P. Después de vivir en Madrid, ¿qué es lo que más echa de menos de Japón?
R. Soy de Hiroshima. Allí son muy famosas las ostras y el okonomiyaki. Los he comido desde niño y, de vez en cuando, cuando estoy en Madrid, me entran unas ganas enormes de volver a probarlos.
"El California roll no es cocina japonesa tradicional. Es una evolución gastronómica diferente"
P. Y cuando quiere sentirse un poco más cerca de casa, ¿qué hace?
R. Busco lugares donde encontrar sabores que me recuerden a Japón. Pero también disfruto descubriendo nuevos productos españoles. Creo que precisamente ahí está la riqueza de vivir entre dos culturas gastronómicas.
P. ¿Qué es lo más fácil de comprender de la gastronomía japonesa para alguien que se acerca a ella por primera vez?
R. Diría que la belleza visual y el sabor de los propios ingredientes. En Japón las cuatro estaciones tienen una gran importancia y la cocina intenta reflejarlas constantemente, tanto en la presentación como en la elección de los productos. La idea es que quien se sienta a la mesa pueda percibir, de un vistazo, el momento del año en el que se encuentra. En cuanto al sabor, el ejemplo más sencillo sería el sashimi o el sushi. Precisamente porque se elaboran con ingredientes frescos y de temporada, apenas necesitan añadidos.

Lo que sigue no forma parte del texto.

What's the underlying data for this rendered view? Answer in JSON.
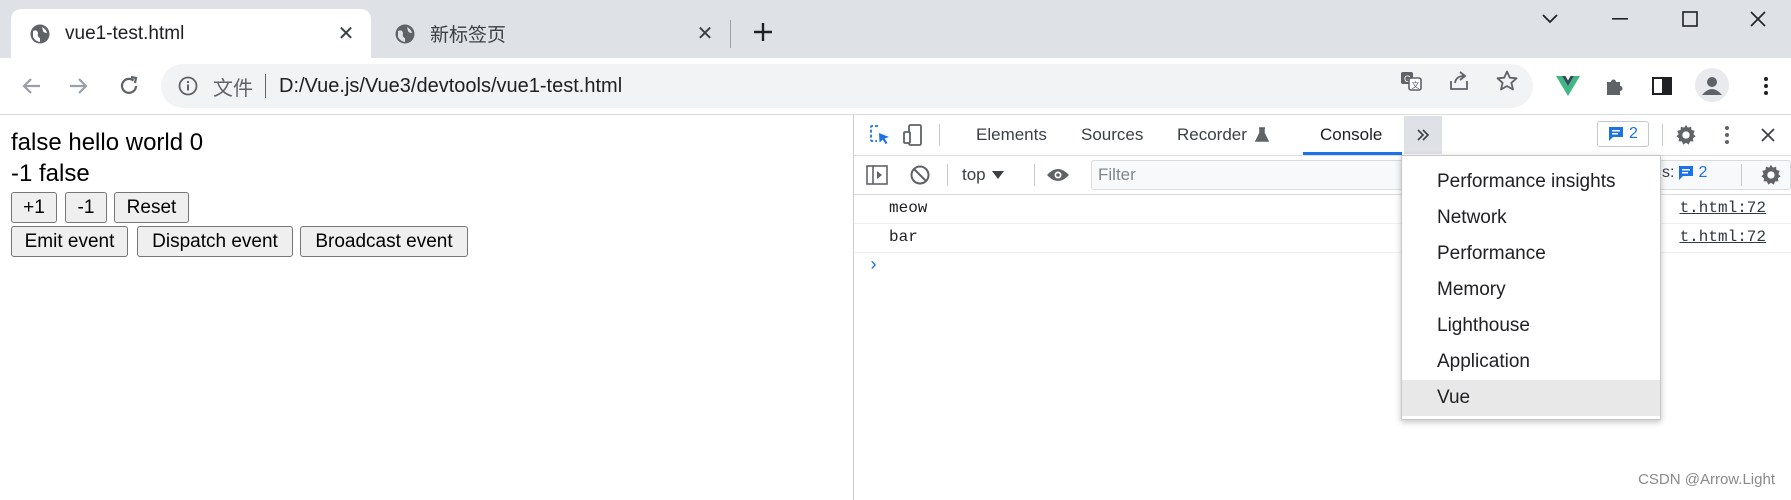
{
  "tabs": [
    {
      "title": "vue1-test.html",
      "active": true
    },
    {
      "title": "新标签页",
      "active": false
    }
  ],
  "address_bar": {
    "scheme_label": "文件",
    "url": "D:/Vue.js/Vue3/devtools/vue1-test.html"
  },
  "page": {
    "line1": "false hello world 0",
    "line2": "-1 false",
    "buttons_row1": [
      "+1",
      "-1",
      "Reset"
    ],
    "buttons_row2": [
      "Emit event",
      "Dispatch event",
      "Broadcast event"
    ]
  },
  "devtools": {
    "tabs": [
      "Elements",
      "Sources",
      "Recorder",
      "Console"
    ],
    "active_tab": "Console",
    "issues_count": "2",
    "context": "top",
    "filter_placeholder": "Filter",
    "issues_label": "s:",
    "issues_count_right": "2",
    "console_rows": [
      {
        "message": "meow",
        "source": "t.html:72"
      },
      {
        "message": "bar",
        "source": "t.html:72"
      }
    ],
    "prompt": "›"
  },
  "more_tabs_menu": {
    "items": [
      "Performance insights",
      "Network",
      "Performance",
      "Memory",
      "Lighthouse",
      "Application",
      "Vue"
    ],
    "highlighted": "Vue"
  },
  "watermark": "CSDN @Arrow.Light",
  "colors": {
    "accent": "#1a73e8",
    "tabstrip_bg": "#dee1e6",
    "vue_green": "#41b883"
  }
}
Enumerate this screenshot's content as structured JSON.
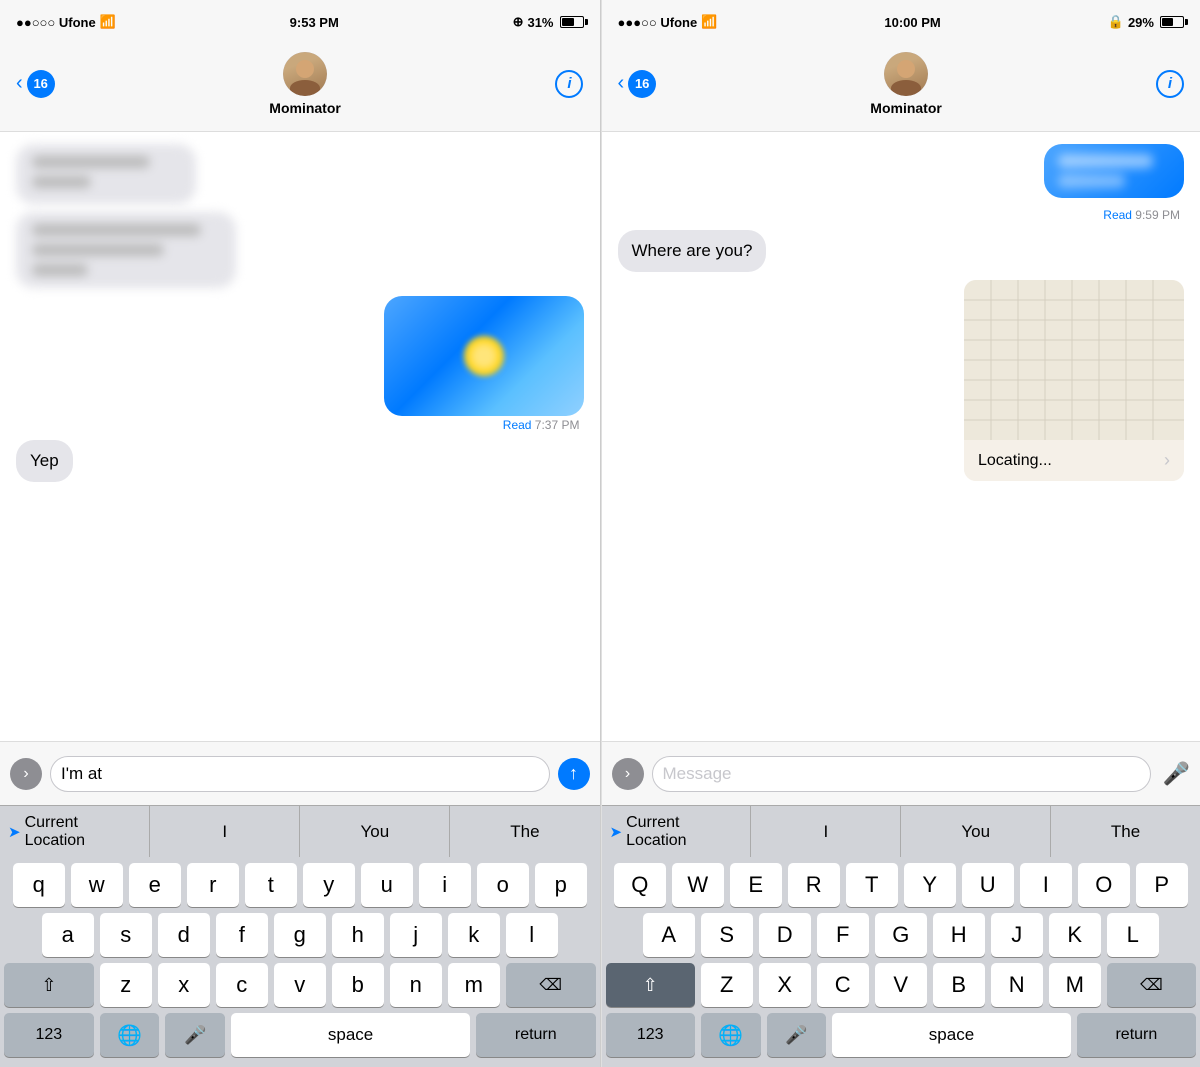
{
  "leftPanel": {
    "statusBar": {
      "carrier": "●●○○○ Ufone",
      "wifi": "wifi",
      "time": "9:53 PM",
      "location": "⊕",
      "battery": "31%"
    },
    "nav": {
      "backCount": "16",
      "contactName": "Mominator",
      "infoLabel": "i"
    },
    "messages": [
      {
        "id": "m1",
        "type": "incoming",
        "blurred": true,
        "text": "blurred message line 1\nblurred line 2"
      },
      {
        "id": "m2",
        "type": "incoming",
        "blurred": true,
        "text": "blurred message line 3 blurred message line 3\nblurred"
      },
      {
        "id": "m3",
        "type": "outgoing-image",
        "readLabel": "Read",
        "readTime": "7:37 PM"
      },
      {
        "id": "m4",
        "type": "incoming",
        "text": "Yep"
      }
    ],
    "input": {
      "expandIcon": "›",
      "typedText": "I'm at ",
      "sendIcon": "↑"
    },
    "autocomplete": {
      "items": [
        {
          "id": "loc",
          "label": "Current Location",
          "hasArrow": true
        },
        {
          "id": "i",
          "label": "I"
        },
        {
          "id": "you",
          "label": "You"
        },
        {
          "id": "the",
          "label": "The"
        }
      ]
    },
    "keyboard": {
      "row1": [
        "q",
        "w",
        "e",
        "r",
        "t",
        "y",
        "u",
        "i",
        "o",
        "p"
      ],
      "row2": [
        "a",
        "s",
        "d",
        "f",
        "g",
        "h",
        "j",
        "k",
        "l"
      ],
      "row3": [
        "z",
        "x",
        "c",
        "v",
        "b",
        "n",
        "m"
      ],
      "bottomLeft": "123",
      "bottomEmoji": "🌐",
      "bottomMic": "🎤",
      "bottomSpace": "space",
      "bottomReturn": "return"
    }
  },
  "rightPanel": {
    "statusBar": {
      "carrier": "●●●○○ Ufone",
      "wifi": "wifi",
      "time": "10:00 PM",
      "lock": "🔒",
      "battery": "29%"
    },
    "nav": {
      "backCount": "16",
      "contactName": "Mominator",
      "infoLabel": "i"
    },
    "messages": [
      {
        "id": "r1",
        "type": "outgoing-blue",
        "text": "blurred outgoing",
        "blurred": true
      },
      {
        "id": "r2",
        "type": "read-receipt",
        "label": "Read",
        "time": "9:59 PM"
      },
      {
        "id": "r3",
        "type": "incoming",
        "text": "Where are you?"
      },
      {
        "id": "r4",
        "type": "locating-card"
      }
    ],
    "locating": {
      "label": "Locating..."
    },
    "input": {
      "expandIcon": "›",
      "placeholder": "Message",
      "micIcon": "🎤"
    },
    "autocomplete": {
      "items": [
        {
          "id": "loc",
          "label": "Current Location",
          "hasArrow": true
        },
        {
          "id": "i",
          "label": "I"
        },
        {
          "id": "you",
          "label": "You"
        },
        {
          "id": "the",
          "label": "The"
        }
      ]
    },
    "keyboard": {
      "row1": [
        "Q",
        "W",
        "E",
        "R",
        "T",
        "Y",
        "U",
        "I",
        "O",
        "P"
      ],
      "row2": [
        "A",
        "S",
        "D",
        "F",
        "G",
        "H",
        "J",
        "K",
        "L"
      ],
      "row3": [
        "Z",
        "X",
        "C",
        "V",
        "B",
        "N",
        "M"
      ],
      "bottomLeft": "123",
      "bottomEmoji": "🌐",
      "bottomMic": "🎤",
      "bottomSpace": "space",
      "bottomReturn": "return"
    }
  }
}
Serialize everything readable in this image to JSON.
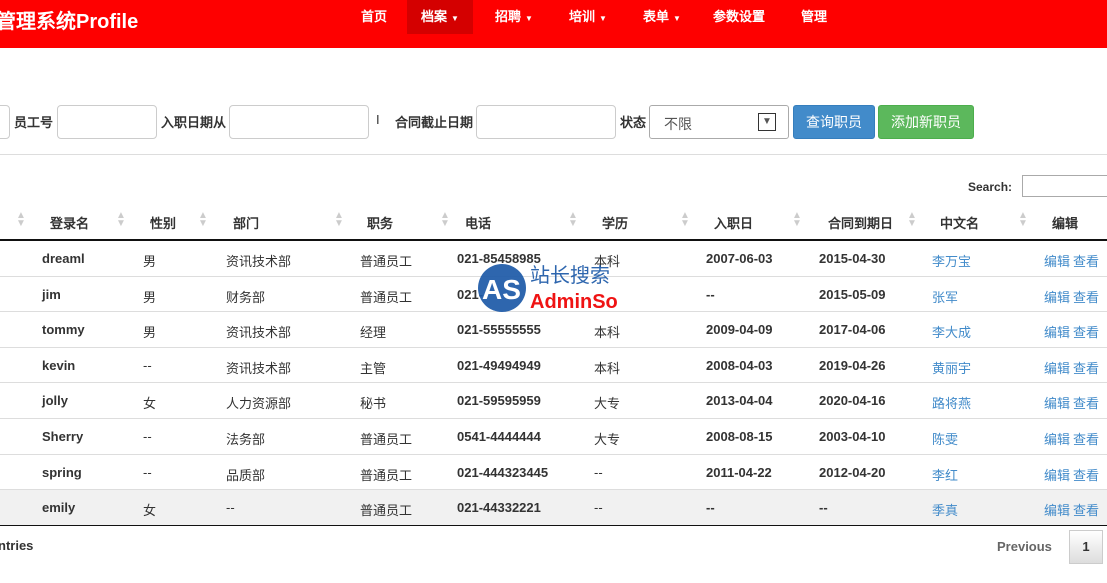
{
  "app": {
    "title": "管理系统Profile"
  },
  "nav": [
    {
      "label": "首页",
      "dropdown": false
    },
    {
      "label": "档案",
      "dropdown": true,
      "active": true
    },
    {
      "label": "招聘",
      "dropdown": true
    },
    {
      "label": "培训",
      "dropdown": true
    },
    {
      "label": "表单",
      "dropdown": true
    },
    {
      "label": "参数设置",
      "dropdown": false
    },
    {
      "label": "管理",
      "dropdown": false
    }
  ],
  "filters": {
    "employee_no_label": "员工号",
    "employee_no_value": "",
    "hire_from_label": "入职日期从",
    "hire_from_value": "",
    "range_sep": "I",
    "contract_end_label": "合同截止日期",
    "contract_end_value": "",
    "status_label": "状态",
    "status_value": "不限",
    "query_button": "查询职员",
    "add_button": "添加新职员"
  },
  "search": {
    "label": "Search:",
    "value": ""
  },
  "table": {
    "headers": [
      "登录名",
      "性别",
      "部门",
      "职务",
      "电话",
      "学历",
      "入职日",
      "合同到期日",
      "中文名",
      "编辑"
    ],
    "rows": [
      [
        "dreaml",
        "男",
        "资讯技术部",
        "普通员工",
        "021-85458985",
        "本科",
        "2007-06-03",
        "2015-04-30",
        "李万宝"
      ],
      [
        "jim",
        "男",
        "财务部",
        "普通员工",
        "021-",
        "",
        "--",
        "2015-05-09",
        "张军"
      ],
      [
        "tommy",
        "男",
        "资讯技术部",
        "经理",
        "021-55555555",
        "本科",
        "2009-04-09",
        "2017-04-06",
        "李大成"
      ],
      [
        "kevin",
        "--",
        "资讯技术部",
        "主管",
        "021-49494949",
        "本科",
        "2008-04-03",
        "2019-04-26",
        "黄丽宇"
      ],
      [
        "jolly",
        "女",
        "人力资源部",
        "秘书",
        "021-59595959",
        "大专",
        "2013-04-04",
        "2020-04-16",
        "路将燕"
      ],
      [
        "Sherry",
        "--",
        "法务部",
        "普通员工",
        "0541-4444444",
        "大专",
        "2008-08-15",
        "2003-04-10",
        "陈雯"
      ],
      [
        "spring",
        "--",
        "品质部",
        "普通员工",
        "021-444323445",
        "--",
        "2011-04-22",
        "2012-04-20",
        "李红"
      ],
      [
        "emily",
        "女",
        "--",
        "普通员工",
        "021-44332221",
        "--",
        "--",
        "--",
        "季真"
      ]
    ],
    "actions": [
      "编辑",
      "查看"
    ]
  },
  "footer": {
    "info": "ntries",
    "previous": "Previous",
    "page": "1"
  },
  "watermark": {
    "text1": "站长搜索",
    "text2": "AdminSo",
    "logo": "AS"
  },
  "colors": {
    "nav": "#fe0000",
    "primary": "#428bca",
    "success": "#5cb85c"
  }
}
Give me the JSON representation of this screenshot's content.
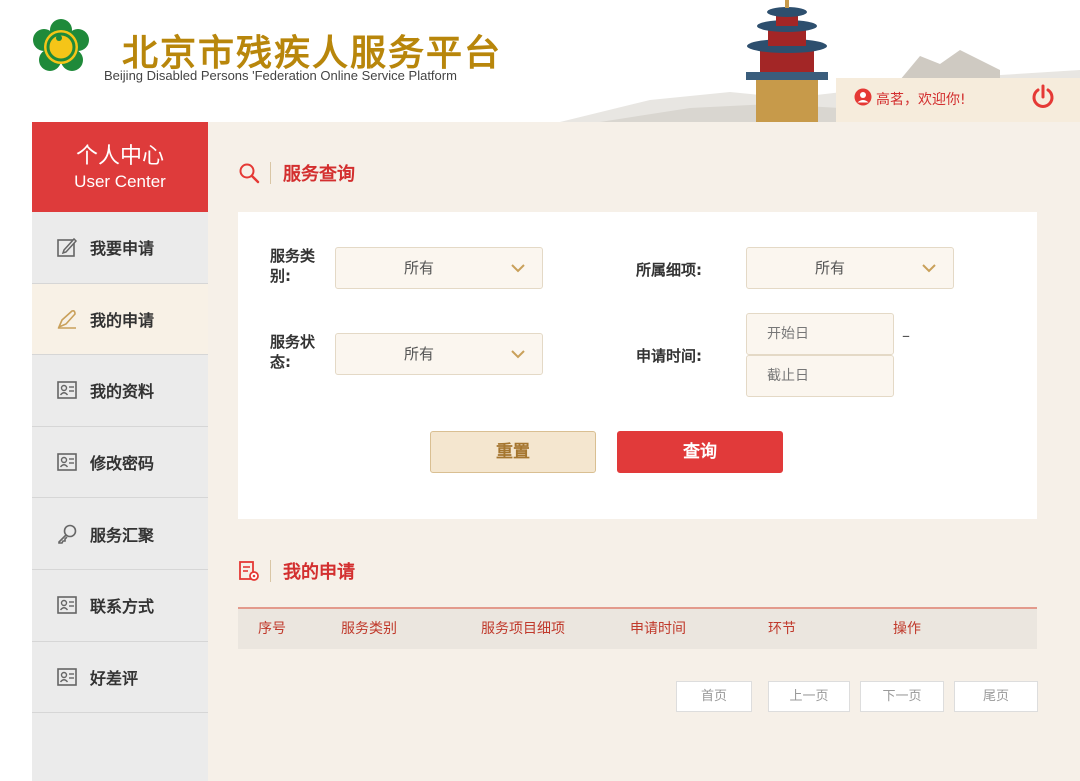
{
  "header": {
    "title": "北京市残疾人服务平台",
    "subtitle": "Beijing Disabled Persons 'Federation Online Service Platform",
    "greeting": "高茗，欢迎你!"
  },
  "sidebar": {
    "title": "个人中心",
    "subtitle": "User Center",
    "items": [
      {
        "label": "我要申请",
        "icon": "edit-icon"
      },
      {
        "label": "我的申请",
        "icon": "pen-icon",
        "active": true
      },
      {
        "label": "我的资料",
        "icon": "id-card-icon"
      },
      {
        "label": "修改密码",
        "icon": "id-card-icon"
      },
      {
        "label": "服务汇聚",
        "icon": "key-icon"
      },
      {
        "label": "联系方式",
        "icon": "id-card-icon"
      },
      {
        "label": "好差评",
        "icon": "id-card-icon"
      }
    ]
  },
  "query": {
    "title": "服务查询",
    "service_type_label": "服务类别:",
    "service_type_value": "所有",
    "sub_item_label": "所属细项:",
    "sub_item_value": "所有",
    "status_label": "服务状态:",
    "status_value": "所有",
    "apply_time_label": "申请时间:",
    "start_placeholder": "开始日",
    "end_placeholder": "截止日",
    "range_dash": "–",
    "reset_label": "重置",
    "query_label": "查询"
  },
  "applications": {
    "title": "我的申请",
    "columns": [
      "序号",
      "服务类别",
      "服务项目细项",
      "申请时间",
      "环节",
      "操作"
    ]
  },
  "pagination": {
    "first": "首页",
    "prev": "上一页",
    "next": "下一页",
    "last": "尾页"
  },
  "colors": {
    "accent_red": "#de3b3b",
    "title_gold": "#b8860b",
    "panel_beige": "#f6f0e8"
  }
}
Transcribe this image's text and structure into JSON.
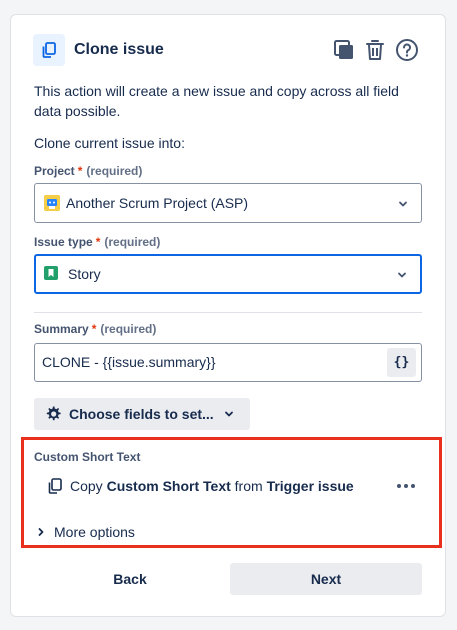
{
  "header": {
    "title": "Clone issue",
    "icons": [
      "copy-icon",
      "duplicate-icon",
      "trash-icon",
      "help-icon"
    ]
  },
  "description": "This action will create a new issue and copy across all field data possible.",
  "subtitle": "Clone current issue into:",
  "project": {
    "label": "Project",
    "required_mark": "*",
    "required_note": "(required)",
    "value": "Another Scrum Project (ASP)"
  },
  "issue_type": {
    "label": "Issue type",
    "required_mark": "*",
    "required_note": "(required)",
    "value": "Story"
  },
  "summary": {
    "label": "Summary",
    "required_mark": "*",
    "required_note": "(required)",
    "value": "CLONE - {{issue.summary}}",
    "smart_value_button": "{}"
  },
  "choose_fields_label": "Choose fields to set...",
  "custom_field": {
    "title": "Custom Short Text",
    "prefix": "Copy",
    "field_name": "Custom Short Text",
    "from_word": "from",
    "source": "Trigger issue"
  },
  "more_options_label": "More options",
  "buttons": {
    "back": "Back",
    "next": "Next"
  },
  "colors": {
    "highlight_border": "#e8301c",
    "focus_border": "#0c66e4",
    "required": "#de350b",
    "story_icon": "#22a06b",
    "project_icon": "#f5cd47"
  }
}
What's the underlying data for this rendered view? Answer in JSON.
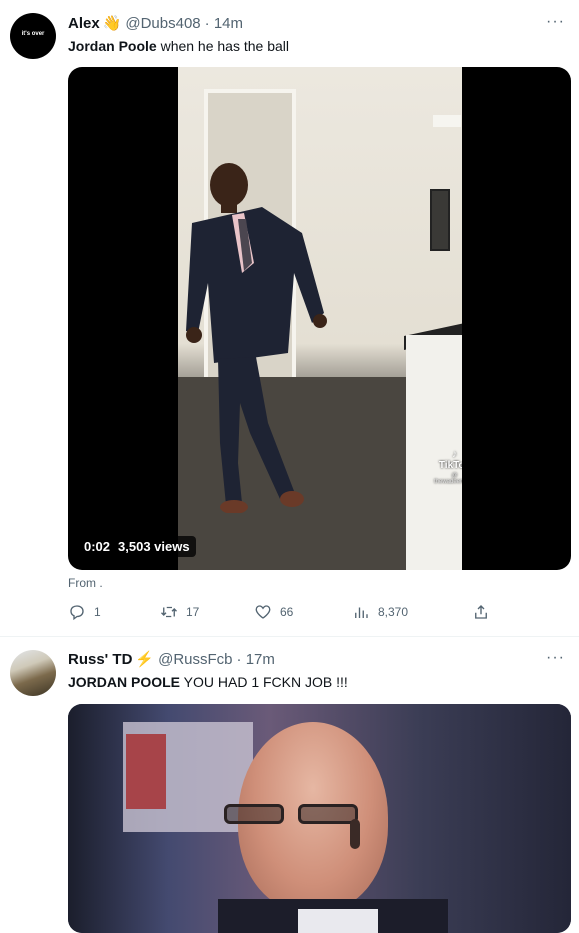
{
  "tweets": [
    {
      "avatar_text": "it's over",
      "name": "Alex",
      "emoji": "👋",
      "handle": "@Dubs408",
      "time": "· 14m",
      "text_bold": "Jordan Poole",
      "text_rest": " when he has the ball",
      "video": {
        "time": "0:02",
        "views": "3,503 views",
        "watermark_brand": "TikTok",
        "watermark_handle": "@ thewadeempire"
      },
      "from_label": "From .",
      "actions": {
        "replies": "1",
        "retweets": "17",
        "likes": "66",
        "views": "8,370"
      }
    },
    {
      "name": "Russ' TD",
      "emoji": "⚡",
      "handle": "@RussFcb",
      "time": "· 17m",
      "text_bold": "JORDAN POOLE",
      "text_rest": " YOU HAD 1 FCKN JOB !!!"
    }
  ],
  "more_label": "···",
  "icons": {
    "reply": "reply-icon",
    "retweet": "retweet-icon",
    "like": "heart-icon",
    "views": "analytics-icon",
    "share": "share-icon"
  },
  "colors": {
    "text": "#0f1419",
    "secondary": "#536471",
    "border": "#eff3f4"
  }
}
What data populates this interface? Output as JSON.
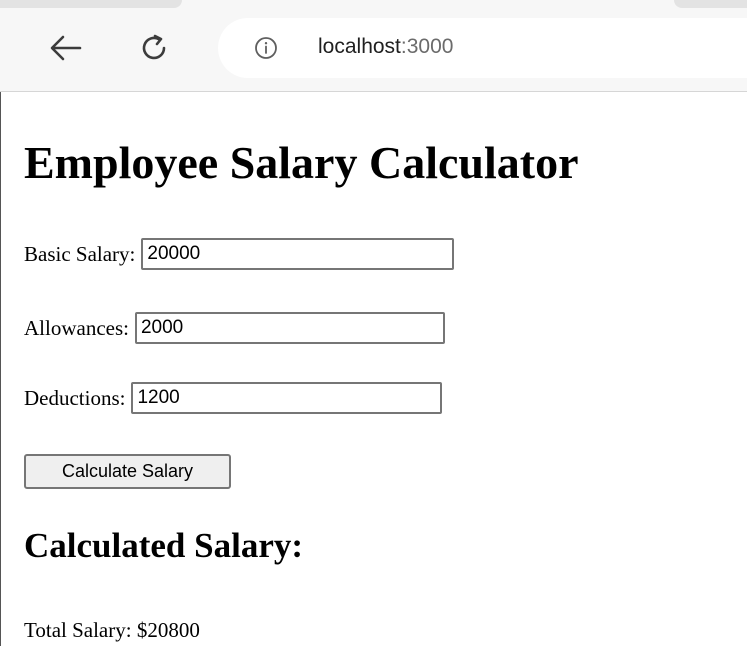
{
  "browser": {
    "url_host": "localhost",
    "url_port": ":3000"
  },
  "page": {
    "title": "Employee Salary Calculator",
    "fields": [
      {
        "label": "Basic Salary:",
        "value": "20000"
      },
      {
        "label": "Allowances:",
        "value": "2000"
      },
      {
        "label": "Deductions:",
        "value": "1200"
      }
    ],
    "button_label": "Calculate Salary",
    "result_heading": "Calculated Salary:",
    "total_line": "Total Salary: $20800"
  },
  "colors": {
    "chrome_bg": "#f7f7f7",
    "button_bg": "#efefef",
    "text": "#000000"
  },
  "icons": {
    "back": "back-arrow-icon",
    "reload": "reload-icon",
    "info": "info-icon"
  }
}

¿Y qué es lo más difícil de transmitir fuera de Japón?
R. Si tuviera que elegir, diría la técnica y la sensibilidad cultural. Estas dos cosas se aprenden y se sienten con el cuerpo y al ser una cuestión de sensaciones, no se puede transmitir con palabras. Lo mejor es que se experimente en primera persona, por lo que creo que es lo más difícil de transmitir.